Тётка не обозналась. Осторожно погладила Нэллу по волосам и заметила:

- Похоже, в вашем роду с лысинами в следующих поколениях будет покончено, - намекая на моего отца, старшего брата и, видимо, меня в перспективе.

…За три дня до окончания моих каникул мы, наконец преодолев мамину валерьянку и абсолютное папино непонимание, собрались в ЗАГС. Договорились на утро следующего дня.

- Хорошо ,ночи в июне короткие, - радовалась она.

- Причём тут июнь? - смеялся я. - ЗАГС всё одно начинает работать с десяти часов.

- Ты не понимаешь. Когда светло, то кажется, что утро уже наступило и ждать осталось самую капельку!

Утром, однако, она оказалась опечалена.

- Мы не сможем пойти в ЗАГС. Вечером папа получил приказ. Его переводят в Прибалтику, в Литву. Командиром полка. Через пять дней надо быть на месте. Он же у нас такой секретчик, что даже не сказал, куда конкретно. Заявил, что всё узнаем по прибытии в точку назначения.
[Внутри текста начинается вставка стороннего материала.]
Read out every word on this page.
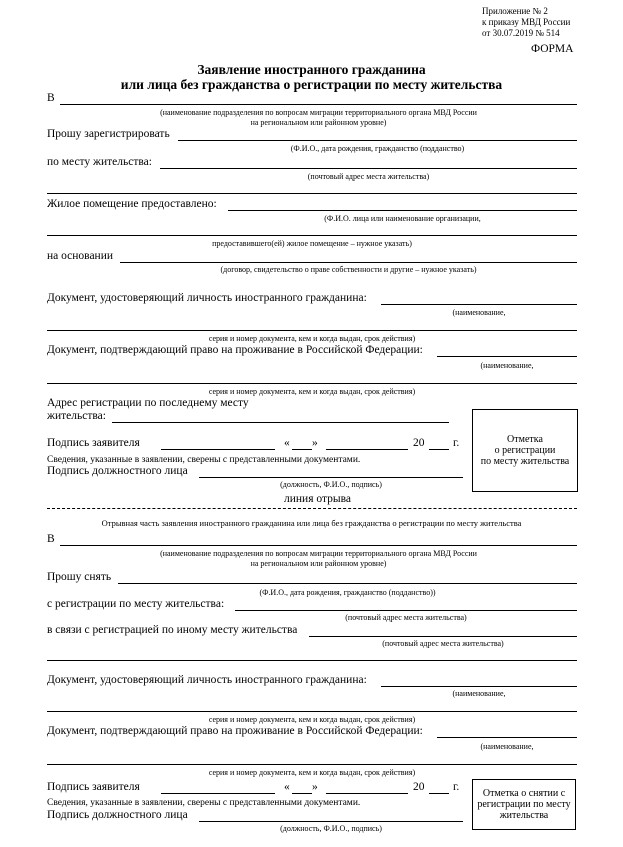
Приложение № 2
к приказу МВД России
от 30.07.2019 № 514
ФОРМА
Заявление иностранного гражданина
или лица без гражданства о регистрации по месту жительства
В
(наименование подразделения по вопросам миграции территориального органа МВД России
на региональном или районном уровне)
Прошу зарегистрировать
(Ф.И.О., дата рождения, гражданство (подданство)
по месту жительства:
(почтовый адрес места жительства)
Жилое помещение предоставлено:
(Ф.И.О. лица или наименование организации,
предоставившего(ей) жилое помещение – нужное указать)
на основании
(договор, свидетельство о праве собственности и другие – нужное указать)
Документ, удостоверяющий личность иностранного гражданина:
(наименование,
серия и номер документа, кем и когда выдан, срок действия)
Документ, подтверждающий право на проживание в Российской Федерации:
(наименование,
серия и номер документа, кем и когда выдан, срок действия)
Адрес регистрации по последнему месту
жительства:
Подпись заявителя	« »	20 г.
Сведения, указанные в заявлении, сверены с представленными документами.
Подпись должностного лица
(должность, Ф.И.О., подпись)
Отметка
о регистрации
по месту жительства
линия отрыва
Отрывная часть заявления иностранного гражданина или лица без гражданства о регистрации по месту жительства
В
(наименование подразделения по вопросам миграции территориального органа МВД России
на региональном или районном уровне)
Прошу снять
(Ф.И.О., дата рождения, гражданство (подданство))
с регистрации по месту жительства:
(почтовый адрес места жительства)
в связи с регистрацией по иному месту жительства
(почтовый адрес места жительства)
Документ, удостоверяющий личность иностранного гражданина:
(наименование,
серия и номер документа, кем и когда выдан, срок действия)
Документ, подтверждающий право на проживание в Российской Федерации:
(наименование,
серия и номер документа, кем и когда выдан, срок действия)
Подпись заявителя	« »	20 г.
Сведения, указанные в заявлении, сверены с представленными документами.
Подпись должностного лица
(должность, Ф.И.О., подпись)
Отметка о снятии с регистрации по месту жительства
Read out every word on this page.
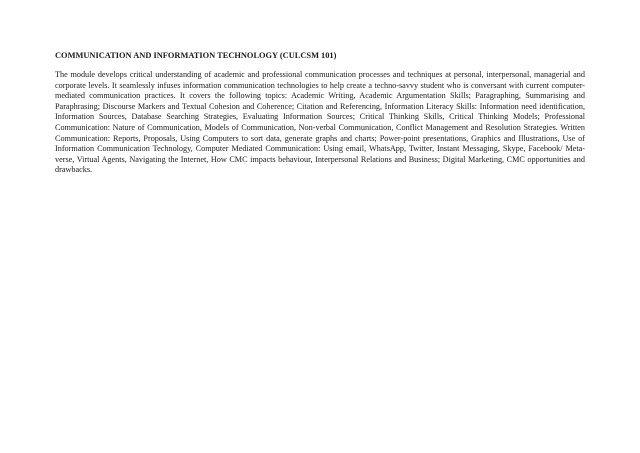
COMMUNICATION AND INFORMATION TECHNOLOGY (CULCSM 101)

The module develops critical understanding of academic and professional communication processes and techniques at personal, interpersonal, managerial and corporate levels. It seamlessly infuses information communication technologies to help create a techno-savvy student who is conversant with current computer-mediated communication practices. It covers the following topics: Academic Writing, Academic Argumentation Skills; Paragraphing, Summarising and Paraphrasing; Discourse Markers and Textual Cohesion and Coherence; Citation and Referencing, Information Literacy Skills: Information need identification, Information Sources, Database Searching Strategies, Evaluating Information Sources; Critical Thinking Skills, Critical Thinking Models; Professional Communication: Nature of Communication, Models of Communication, Non-verbal Communication, Conflict Management and Resolution Strategies. Written Communication: Reports, Proposals, Using Computers to sort data, generate graphs and charts; Power-point presentations, Graphics and Illustrations, Use of Information Communication Technology, Computer Mediated Communication: Using email, WhatsApp, Twitter, Instant Messaging, Skype, Facebook/ Meta-verse, Virtual Agents, Navigating the Internet, How CMC impacts behaviour, Interpersonal Relations and Business; Digital Marketing, CMC opportunities and drawbacks.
- Поехали со мной. Делов-то, поженимся у меня в Ленинграде.

- Ты с ума сошёл! Кто же отпустит папу на свадьбу в Ленинград?! Его тут-то дёргают в часть практически два раза за сутки, даже в выходные. Нет, жениться будем как следует, на новом месте! Завтра, как провожу тебя, начну помогать маме собирать вещи. Она и так на меня дуется и говорит, что у меня кроме шашней не осталось в голове совсем ничего. Про семью и родителей забыла совершенно. Про девичью честь вообще разговора нет. А ведь такая образцовая девочка была! Всем соседям на зависть! - смеётся, закидывая голову, и чёрный водопад падает до земли. - А теперь? Оторва! Мама, говорит, что бог покарал её за язык. Слишком много судила о других. Та вместо уроков в кино с мальчиком убежала, эта весь вечер сидела на скамейке с ухажёром и, по предположению соседки с третьего этажа, там даже целовались. Если даже и не целовались, то имели определённое предрасположение к этому, - передразнивает она мамин голос. - А тут родная дочка, отличница, медалистка сорвалась со всех катушек. Если тетя Соня узнает, то они всей Одессой просто сойдут с ума по такой беде! Мама даже не знает, как им всем таки писать про такое.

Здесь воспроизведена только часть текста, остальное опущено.